Salta al contenuto principale

True Image 2010 Home - @date@ function not working properly with scheduled tasks.

Thread needs solution

Windows 7 Ultimate, using ASZ for backups of system partition.

If I create a scheduled task to run daily (full backup, no replacement), using C_Drive_@date@ as the file name, it works fine the first time. I end up with something like C_Drive_11_15_09 in the ASZ. That's what I want.

The problem is the next day, I end up with C_Drive_11_15_09(1). I edit the scheduled task, and the file name has changed from C_Drive_@date@ to C_Drive_11_15_09(1). The next day I would get C_Drive_11_15_09(2).

Why is this happening? Is it a bug, or is @date@ not a variable in the sense that it always changes?

0 Users found this helpful

This is correct default behaviour. If you want the new image to ahve the same name as the old image, you need to tick 'delete previous archive' choice in the task schedule.

Having said that, I'm not sure if the SZ gives you that option. You do get it to an internal or external drive.

I may be misunderstanding your reply. But what I want is each daily backup to have the date of the backup in it's name: 11_15_09 for today, 11_16_09 for tomorrow, etc. I tried to accomplish this via the @date@ function in the task scheduler. As editing a task every day is pointless, I could just manually start a backup.

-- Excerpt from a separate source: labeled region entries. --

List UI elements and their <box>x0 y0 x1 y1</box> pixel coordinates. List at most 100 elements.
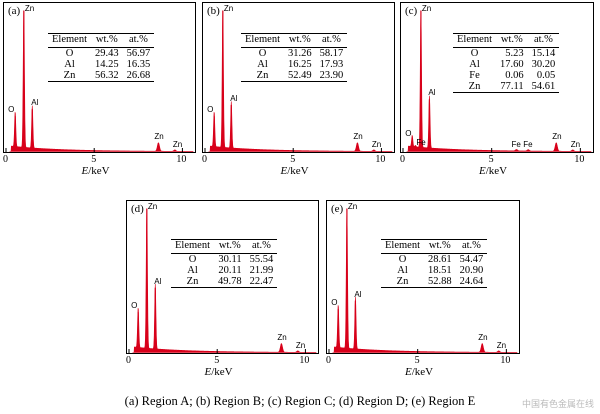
value-cell: 56.32 <box>95 70 119 81</box>
table-header: Element <box>52 34 87 45</box>
value-cell: 52.49 <box>288 70 312 81</box>
peak-label: Zn <box>295 340 306 350</box>
table-header: at.% <box>251 240 271 251</box>
peak-label: Al <box>154 276 162 286</box>
x-tick-label: 10 <box>375 154 386 165</box>
peak-label: Zn <box>147 202 158 211</box>
value-cell: 55.54 <box>249 254 274 265</box>
table-row: Fe 0.06 0.05 <box>453 70 559 81</box>
x-tick-label: 0 <box>400 154 405 165</box>
x-tick-label: 5 <box>214 355 220 366</box>
eds-panel: (c) O Fe Zn Al Fe Fe Zn Zn Element wt.% at.% O 5.23 15… <box>400 2 594 153</box>
table-header: Element <box>245 34 280 45</box>
figure-caption: (a) Region A; (b) Region B; (c) Region C… <box>124 394 476 408</box>
table-header: Element <box>175 240 210 251</box>
element-cell: O <box>258 48 267 59</box>
peak-label: O <box>207 105 214 115</box>
x-tick-label: 0 <box>3 154 8 165</box>
x-tick-label: 10 <box>299 355 310 366</box>
table-header: wt.% <box>500 34 523 45</box>
table-header: Element <box>385 240 420 251</box>
value-cell: 31.26 <box>288 48 312 59</box>
element-cell: Zn <box>468 81 481 92</box>
table-row: O 5.23 15.14 <box>453 48 559 60</box>
element-cell: O <box>398 254 407 265</box>
x-tick-label: 10 <box>574 154 585 165</box>
spectrum-area <box>406 10 592 152</box>
value-cell: 29.43 <box>95 48 119 59</box>
value-cell: 0.05 <box>536 70 556 81</box>
x-tick-label: 5 <box>91 154 97 165</box>
table-row: Al 14.25 16.35 <box>48 59 154 70</box>
x-tick-label: 10 <box>176 154 187 165</box>
element-cell: Al <box>469 59 480 70</box>
composition-table: Element wt.% at.% O 30.11 55.54 Al 20.11 21.99 Zn… <box>171 239 278 288</box>
x-axis-label: E/keV <box>204 366 233 378</box>
x-tick-label: 0 <box>126 355 131 366</box>
table-header: at.% <box>128 34 148 45</box>
composition-table: Element wt.% at.% O 29.43 56.97 Al 14.25 16.35 Zn… <box>48 33 155 82</box>
table-header: wt.% <box>288 34 311 45</box>
spectrum-svg <box>5 10 194 152</box>
panel-label: (e) <box>331 203 344 215</box>
composition-table: Element wt.% at.% O 5.23 15.14 Al 17.60 30.20 Fe 0… <box>453 33 560 93</box>
peak-label: Zn <box>223 4 234 13</box>
peak-label: Fe <box>511 139 521 149</box>
spectrum-area <box>132 208 317 353</box>
table-header: Element <box>457 34 492 45</box>
table-row: O 29.43 56.97 <box>48 48 154 60</box>
peak-label: O <box>131 301 138 311</box>
table-row: Al 18.51 20.90 <box>381 265 487 276</box>
peak-label: Al <box>354 289 362 299</box>
value-cell: 49.78 <box>218 276 242 287</box>
value-cell: 52.88 <box>428 276 452 287</box>
table-header: wt.% <box>95 34 118 45</box>
peak-label: Fe <box>523 139 533 149</box>
spectrum-area <box>9 10 194 152</box>
value-cell: 5.23 <box>505 48 524 59</box>
value-cell: 54.47 <box>459 254 484 265</box>
table-row: Al 17.60 30.20 <box>453 59 559 70</box>
x-tick-label: 5 <box>414 355 420 366</box>
value-cell: 0.06 <box>505 70 524 81</box>
element-cell: Fe <box>469 70 480 81</box>
watermark: 中国有色金属在线 <box>521 400 594 410</box>
element-cell: O <box>65 48 74 59</box>
value-cell: 21.99 <box>249 265 274 276</box>
peak-label: Zn <box>347 202 358 211</box>
peak-label: Fe <box>416 137 426 147</box>
value-cell: 17.93 <box>319 59 344 70</box>
x-tick-label: 0 <box>326 355 331 366</box>
table-header: wt.% <box>218 240 241 251</box>
peak-label: Zn <box>478 332 488 342</box>
value-cell: 24.64 <box>459 276 484 287</box>
table-row: O 30.11 55.54 <box>171 254 277 266</box>
peak-label: O <box>331 298 338 308</box>
table-row: Zn 56.32 26.68 <box>48 70 155 82</box>
table-header: at.% <box>461 240 481 251</box>
eds-panel: (d) O Zn Al Zn Zn Element wt.% at.% O 30.11 55.54 Al… <box>126 200 319 354</box>
x-axis-label: E/keV <box>81 165 110 177</box>
value-cell: 23.90 <box>319 70 344 81</box>
table-row: Al 20.11 21.99 <box>171 265 277 276</box>
value-cell: 30.11 <box>218 254 242 265</box>
value-cell: 16.25 <box>288 59 312 70</box>
table-row: O 28.61 54.47 <box>381 254 487 266</box>
table-row: Zn 77.11 54.61 <box>453 81 560 93</box>
value-cell: 28.61 <box>428 254 452 265</box>
value-cell: 26.68 <box>126 70 151 81</box>
value-cell: 17.60 <box>500 59 524 70</box>
peak-label: Al <box>230 93 238 103</box>
panel-label: (d) <box>131 203 144 215</box>
value-cell: 14.25 <box>95 59 119 70</box>
panel-label: (b) <box>207 5 220 17</box>
value-cell: 20.11 <box>218 265 242 276</box>
element-cell: Zn <box>396 276 409 287</box>
eds-panel: (b) O Zn Al Zn Zn Element wt.% at.% O 31.26 58.17 Al… <box>202 2 395 153</box>
x-tick-label: 0 <box>202 154 207 165</box>
element-cell: O <box>470 48 479 59</box>
composition-table: Element wt.% at.% O 31.26 58.17 Al 16.25 17.93 Zn… <box>241 33 348 82</box>
peak-label: Al <box>428 88 436 98</box>
element-cell: Al <box>64 59 75 70</box>
table-row: O 31.26 58.17 <box>241 48 347 60</box>
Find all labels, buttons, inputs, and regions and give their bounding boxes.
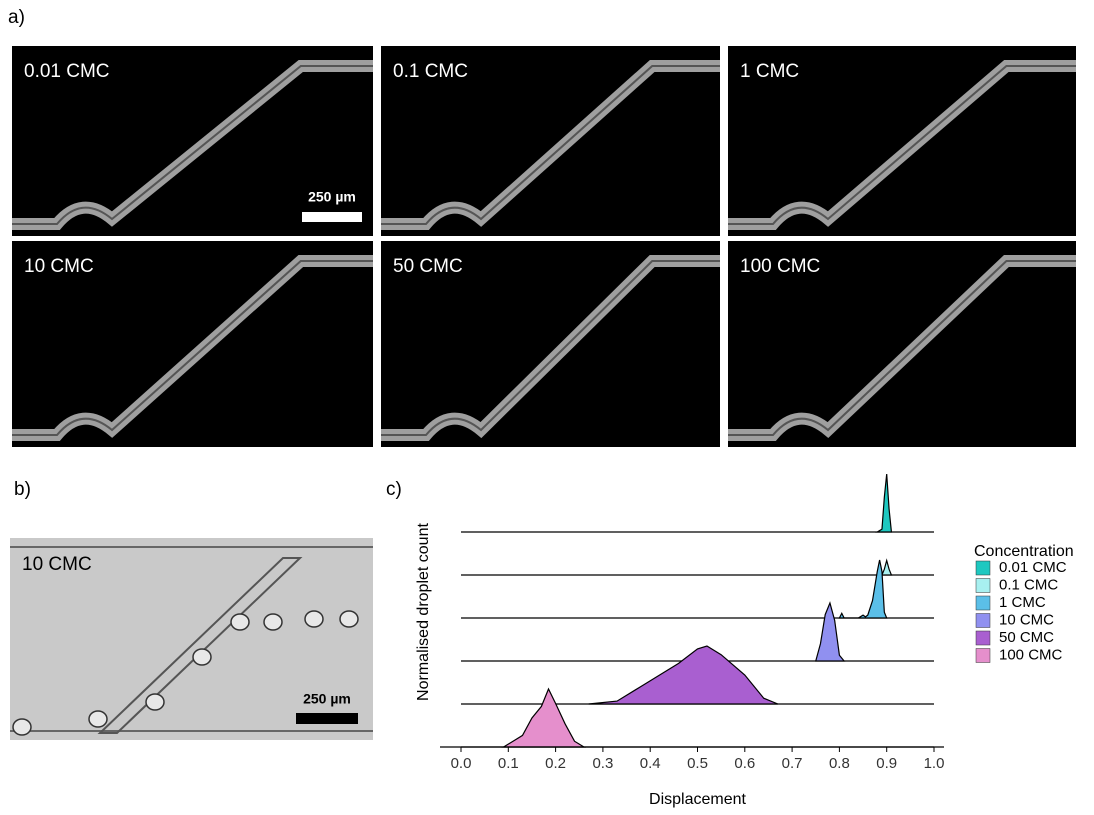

Is @date@ a variable that always changes, or is the value of @date@ determined the next time the backup is run, then changed in the scheduler?

Adam,
Did you ever get this resolved?

I think the only way around this is one that you probably aren't going to like :)

I think you will need to make a separate daily task for each day's image. Have the frequency as weekly and that the old archive is to be deleted.

This might still fail in what you want to do, because I suspect the TI algorithm runs something like.

Read task file, get archive index.
Read task conditions.
Perform imaging
Write image name (from task file) to disk.
Prepare to delete old file
Archive index ++ - that is where the problem lies the second time around and onwards.